Il tipico melodramma dark operistico italiano, bellissimo. E come dicevo all'inizio del mio intervento, nessuno prima di Peckinpah - e forse anche durante Peckinpah - è riuscito a dirigere scene d'azione così bene come fece Corbucci. Quanto Walter Hill o James Cameron e tutti i questi autori hanno raggiunto in termini di action è il risultato del cinema di Corbucci, di quanto Sergio riuscì a portare al cinema attraverso i suoi film.

Persino ottimi registi come Don Siegel o Robert Aldrich sono debitori al cinema d'azione di Corbucci: e quel tipo di action è tutto racchiuso nella prima scena di sparatorie di "Minnesota Clay" quando lui scende da cavallo e uccide due tizi, in quella sequenza c'è tutta l'istantaneità, il colpo secco ("snap") della violenza. Qualcosa che non esisteva nel western precedente. Questa combinazione dell'azione dinamica e cinetica con il suo amore per il western tradizionale creano il suo stile.

Sinceramente penso che Corbucci in quegli anni non intendesse dar vita allo SW surreale, è stato Leone a cambiare le carte in tavola, a modificare i giochi, quando fece Per un pugno di dollari. Mentre Corbucci voleva continuare a fare i classici western, come quelli che giravano i suoi registi di riferimento, vedi Raoul Walsh, i due George (Sherman e Marshall), Delmer Davis.. questo tipo di western, questo era il suo sogno. Ma poi tutto è cambiato.

E quando "Minnesota Clay" è uscito è stato considerato datato. Come tutti i migliori western tradizionali. Soprattutto nello sguardo degli europei, ma non solo loro. Senza rendersi conto che quest'uomo, ad esempio, stava innestando la violenza più pura nel genere più puro. Pensiamo a Anthony Mann e alla sua imponente reputazione nel mondo del western: non è forse per le sue scene estremamente violente? Ecco, Anthony deve la sua reputazione a certe celebri nonché violentissime sequenze.

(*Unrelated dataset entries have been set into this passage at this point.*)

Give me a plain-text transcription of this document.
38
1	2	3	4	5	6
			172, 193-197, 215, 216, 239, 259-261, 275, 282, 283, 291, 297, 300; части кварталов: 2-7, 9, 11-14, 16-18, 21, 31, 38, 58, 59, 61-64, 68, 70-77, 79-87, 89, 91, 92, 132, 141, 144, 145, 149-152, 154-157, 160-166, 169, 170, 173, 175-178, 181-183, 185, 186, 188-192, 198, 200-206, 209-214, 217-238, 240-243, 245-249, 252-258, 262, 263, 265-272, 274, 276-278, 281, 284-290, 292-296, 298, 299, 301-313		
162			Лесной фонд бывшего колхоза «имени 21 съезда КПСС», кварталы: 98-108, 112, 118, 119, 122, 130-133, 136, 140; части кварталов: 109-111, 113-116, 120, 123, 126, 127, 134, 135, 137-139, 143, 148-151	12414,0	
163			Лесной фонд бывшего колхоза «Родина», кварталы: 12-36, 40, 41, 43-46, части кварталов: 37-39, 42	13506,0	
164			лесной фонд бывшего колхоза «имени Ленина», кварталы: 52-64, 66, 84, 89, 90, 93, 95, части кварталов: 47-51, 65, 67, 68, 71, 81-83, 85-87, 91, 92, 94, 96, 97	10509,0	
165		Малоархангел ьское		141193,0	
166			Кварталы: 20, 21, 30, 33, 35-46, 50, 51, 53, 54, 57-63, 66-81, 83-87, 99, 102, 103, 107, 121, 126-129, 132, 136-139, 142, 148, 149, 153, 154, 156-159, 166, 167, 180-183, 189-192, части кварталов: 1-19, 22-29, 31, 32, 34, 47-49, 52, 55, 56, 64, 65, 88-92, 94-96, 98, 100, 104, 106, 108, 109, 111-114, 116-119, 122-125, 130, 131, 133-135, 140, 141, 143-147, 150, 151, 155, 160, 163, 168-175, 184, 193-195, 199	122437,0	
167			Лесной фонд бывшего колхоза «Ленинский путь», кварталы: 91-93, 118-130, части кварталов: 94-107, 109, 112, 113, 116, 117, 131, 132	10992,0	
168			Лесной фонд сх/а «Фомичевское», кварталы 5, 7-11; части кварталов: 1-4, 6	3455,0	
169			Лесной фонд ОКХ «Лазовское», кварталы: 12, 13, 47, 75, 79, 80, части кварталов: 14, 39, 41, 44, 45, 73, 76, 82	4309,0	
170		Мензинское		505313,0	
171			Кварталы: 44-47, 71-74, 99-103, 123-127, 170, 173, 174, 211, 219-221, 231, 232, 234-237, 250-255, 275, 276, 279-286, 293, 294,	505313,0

Mentre ci siamo dimenticati che tutta la filmografia del western classico di Sergio Corbucci si compone di scene come quelle. Lui ha girato interi film così! E allora non scordiamoci che se in un classico western con Gary Cooper e Alan Ladd vengono uccise 8 persone - e sembra un'enormità - in un normale western di Corbucci vengono uccise 38 persone e solo nella prima metà!

Questo genere di violenza, di azione massacratoria, di durezza avrebbero preso piede se solo Sergio Leone non avesse portato il western in una dimensione surrealistica. Sempre violento, sempre duro ma non più "quel" western. Che finì con "Minnesota Clay". E, ancora mi ripeto, vorrei tanto che Corbucci ne avesse girati almeno un paio in più, di questi suoi gioielli classici. Perché "Minnesota Clay" è pienamente all'altezza di un film alla Gary Cooper, Alan Ladd, Glenn Ford o Richard Widmark. Chiudo qui la mia presentazione, ed ecco a voi "Minnesota Clay" di Sergio Corbucci con Cameron Mitchell.